Я дал свою визитку его напарнику в форме и пошел на выход. Эти со мной не стали бы ничего обсуждать. Уходя, я слышал, как участковый спросил у бабушки, были ли у гражданина родственники, с кем он тут жил. Она ответила, что жил тот один уже давно. А раньше с женой и сыном, но это было давно.
Выходя, я поймал на себе пристальный взгляд. Молодая девушка, стоя на пороге бабушкиной квартиры, смотрела на меня. Глаза у нее были голубые и гипнотические. Можно было потеряться в них и всю жизнь искать выход. Святые грешники!

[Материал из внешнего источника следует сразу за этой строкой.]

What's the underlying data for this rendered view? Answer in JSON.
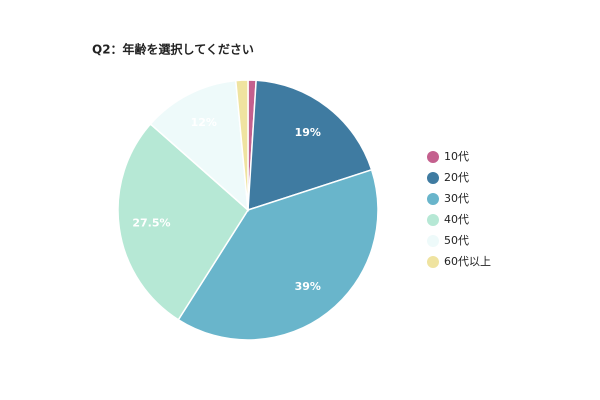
{
  "chart_data": {
    "type": "pie",
    "title": "Q2：年齢を選択してください",
    "categories": [
      "10代",
      "20代",
      "30代",
      "40代",
      "50代",
      "60代以上"
    ],
    "values": [
      1,
      19,
      39,
      27.5,
      12,
      1.5
    ],
    "value_labels": [
      null,
      "19%",
      "39%",
      "27.5%",
      "12%",
      null
    ],
    "colors": [
      "#c4608e",
      "#3f7ba1",
      "#69b5cb",
      "#b6e8d5",
      "#eefafa",
      "#efe3a0"
    ],
    "legend": "right"
  }
}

– За борщом хоть следишь? – пошутил я, оглядел ее и, изображая ловкача, стал сбегать по лестнице вниз. Она ничего не ответила. Домашний халат, волнующе обтягивающий, как показалось, очень даже недурное тело. Что за проклятье поселило такую перспективу вместе со старой бабкой? А на улице была весна. Самая весна, эх. Время нежности и страсти.
***
Отправился я в сторону дома. Нужно было перехватить по пути шаурму, а потом с кофе засесть у компьютера, почитать про художника, что найду, а также помониторить последние новости города. На самом деле, я успел сделать три фотки, можно было уже сейчас накатать небольшой текст и получить просмотры. Эксклюзив!
В сети по этому творцу ничего не было. Еще один, коих в мире легионы, безвестный субъект, так и не добившийся в жизни ничего. Сидит там себе и рисует всякое, что никому не интересно. При этом, кто его знает, может быть гений, Кандинский, отец нового течения… Но ведь в мире всё работает по гадкой системе. Мало быть умницей, нужно уметь продаваться. Об этом хорошо знал Дали, кричавший о себе при любой возможности. Да и если ты не попал в нужное русло, не оказался в нужном мете, в нужное время и с нужными людьми, тогда, скорее всего, своим творчеством будешь наслаждаться в одиночестве. Возможно даже гордом.